Convidada a participar de uma mesa no 3º Encontro Nacional de Grêmios, a estudante Ana Júlia Ribeiro demonstrou no ENG a mesma lucidez que sensibilizou o Brasil no fim do ano passado, ao discursar na Assembleia Legislativa do Paraná em favor das ocupações das escolas. No debate “Grêmios estudantis e ocupações: organizando eu posso desorganizar!”, a paranaense de 16 anos fez um balanço das mobilizações das quais participou a partir de setembro de 2016, consideradas as maiores do movimento estudantil desde os anos 1990.
Quando começa a falar sobre os acontecimentos de 2016 e o que vem pela frente, a timidez da garota vai dando lugar a um discurso consistente e articulado. Ela ressalta, quanto ao encontro de líderes estudantis, a necessidade de cada participante multiplicar o conhecimento e consciência: “É importante nos reunirmos, mas é importante também levarmos à frente toda a bagagem deste encontro para nossos colegas e para escolas ainda sem grêmio, como é o caso da minha”. Confira abaixo a entrevista na íntegra:
Ana Júlia: Primeiro porque as ocupações de 2016, a partir da Medida Provisória 746, começaram no Paraná, em São José dos Pinhais, daí foi para Curitiba, e a informação começou a circular pela região. Em seguida foi ocupado o colégio Central, o maior do estado, e isso só deu mais gás para a mobilização local. Quando já havia 400 escolas ocupadas no Paraná, os outros estados começaram a se mobilizar também.
Ana Júlia: As ocupações proporcionam muito o desenvolvimento de trabalho em equipe, união, solidariedade.
Isso me deu uma experiência pessoal muito grande de como interagir com as outras pessoas e como construir algo em grupo.
Acho que deve ter sido o maior ponto positivo que aconteceu comigo nas ocupações, e acredito que com muitos estudantes também. Mais do que no dia a dia em sala de aula, com certeza. Na ocupação você precisa se preocupar com o outro, você se solidariza.
Ana Júlia: Acho muito importante e fico honrada em participar, mas é importante também trabalharmos para que isso chegue mais às escolas.
Tem muitas escolas que ainda não sabem que isto está acontecendo, escolas sem grêmio, sem mobilização. Principalmente nós, que estamos aqui, temos que levar isto adiante.
É um evento lindo, de bagagem extraordinária para levarmos para nossas cidades, nossas escolas, nossos colegas.
Ana Júlia: Ninguém nega que se precise de uma reforma do Ensino Médio (e do ensino como um todo), nem que a reforma tenha pontos positivos.
O problema é que esta história de que o estudante vai escolher o que quer estudar é uma furada. Na verdade, a escola que vai escolher o que proporciona. Isto causa um grande problema aos estudantes das periferias.

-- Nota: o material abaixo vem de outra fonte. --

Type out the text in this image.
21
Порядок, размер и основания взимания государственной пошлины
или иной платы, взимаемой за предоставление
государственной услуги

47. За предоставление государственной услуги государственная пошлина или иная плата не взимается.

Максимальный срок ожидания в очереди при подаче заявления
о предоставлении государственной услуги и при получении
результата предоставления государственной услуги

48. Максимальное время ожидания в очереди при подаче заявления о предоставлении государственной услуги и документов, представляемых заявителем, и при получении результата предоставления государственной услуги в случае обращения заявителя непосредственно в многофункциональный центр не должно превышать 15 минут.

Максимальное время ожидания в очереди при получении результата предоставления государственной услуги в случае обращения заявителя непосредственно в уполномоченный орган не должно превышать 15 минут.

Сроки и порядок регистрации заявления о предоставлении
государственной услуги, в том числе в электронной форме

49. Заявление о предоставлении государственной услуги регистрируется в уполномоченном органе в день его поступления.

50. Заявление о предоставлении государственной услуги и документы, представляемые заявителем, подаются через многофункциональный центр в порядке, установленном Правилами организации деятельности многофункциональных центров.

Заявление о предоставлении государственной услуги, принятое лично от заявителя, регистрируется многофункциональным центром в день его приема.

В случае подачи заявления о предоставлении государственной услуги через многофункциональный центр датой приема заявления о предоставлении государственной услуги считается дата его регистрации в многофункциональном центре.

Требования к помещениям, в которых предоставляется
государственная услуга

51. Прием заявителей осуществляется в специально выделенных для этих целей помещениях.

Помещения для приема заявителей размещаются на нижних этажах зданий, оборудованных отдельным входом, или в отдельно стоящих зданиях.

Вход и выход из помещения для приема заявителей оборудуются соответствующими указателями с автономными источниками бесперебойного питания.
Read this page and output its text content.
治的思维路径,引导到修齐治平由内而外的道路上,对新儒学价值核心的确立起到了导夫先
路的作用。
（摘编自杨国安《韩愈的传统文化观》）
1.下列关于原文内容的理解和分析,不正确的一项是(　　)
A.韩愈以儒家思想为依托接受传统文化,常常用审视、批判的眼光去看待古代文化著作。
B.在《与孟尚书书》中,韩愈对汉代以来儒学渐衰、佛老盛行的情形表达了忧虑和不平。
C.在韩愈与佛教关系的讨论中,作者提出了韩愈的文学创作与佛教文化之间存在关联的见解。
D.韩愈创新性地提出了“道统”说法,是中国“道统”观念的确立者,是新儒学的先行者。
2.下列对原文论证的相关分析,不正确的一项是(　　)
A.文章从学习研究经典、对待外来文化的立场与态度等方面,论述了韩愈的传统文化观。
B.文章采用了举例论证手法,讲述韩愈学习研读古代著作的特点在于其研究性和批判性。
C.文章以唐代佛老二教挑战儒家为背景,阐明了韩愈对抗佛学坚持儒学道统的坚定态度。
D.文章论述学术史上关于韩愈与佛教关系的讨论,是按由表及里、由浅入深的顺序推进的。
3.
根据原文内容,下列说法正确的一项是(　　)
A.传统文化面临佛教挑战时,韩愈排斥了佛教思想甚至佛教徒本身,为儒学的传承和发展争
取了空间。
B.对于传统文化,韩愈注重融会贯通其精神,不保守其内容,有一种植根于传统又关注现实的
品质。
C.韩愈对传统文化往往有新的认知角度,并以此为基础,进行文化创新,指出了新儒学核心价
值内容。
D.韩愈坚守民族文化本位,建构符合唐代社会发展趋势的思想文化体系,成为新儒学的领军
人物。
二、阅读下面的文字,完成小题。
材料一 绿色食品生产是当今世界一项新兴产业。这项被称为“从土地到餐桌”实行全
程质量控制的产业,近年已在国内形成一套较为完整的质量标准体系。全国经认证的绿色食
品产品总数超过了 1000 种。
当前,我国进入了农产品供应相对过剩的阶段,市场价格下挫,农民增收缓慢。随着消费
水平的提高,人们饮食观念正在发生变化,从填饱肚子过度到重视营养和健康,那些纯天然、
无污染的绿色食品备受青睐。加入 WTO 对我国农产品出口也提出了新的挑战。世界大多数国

A MP também traz uma formação técnica muito mais à frente da formação humana. Não admitimos isso. Não queremos ser máquinas para o mercado de trabalho. Com as ocupações, conseguimos o retorno das disciplinas de filosofia, sociologia, artes e educação física [na base nacional curricular comum]. Foi uma das vitórias, uma vitória parcial. No mais, a MP nada mais é que um caminho para a privatização da escola pública. E o notório saber, permitido no ensino técnico, prejudica o ensino.
Ana Júlia: Infraestrutura, não ter um investimento em melhores condições para termos aulas de maneiras mais diversas. A baixa escolarização dos professores e a falta de valorização profissional dos professores. E a falta de estímulo para o estudante – falta uma ponte entre o aprendizado e a vida.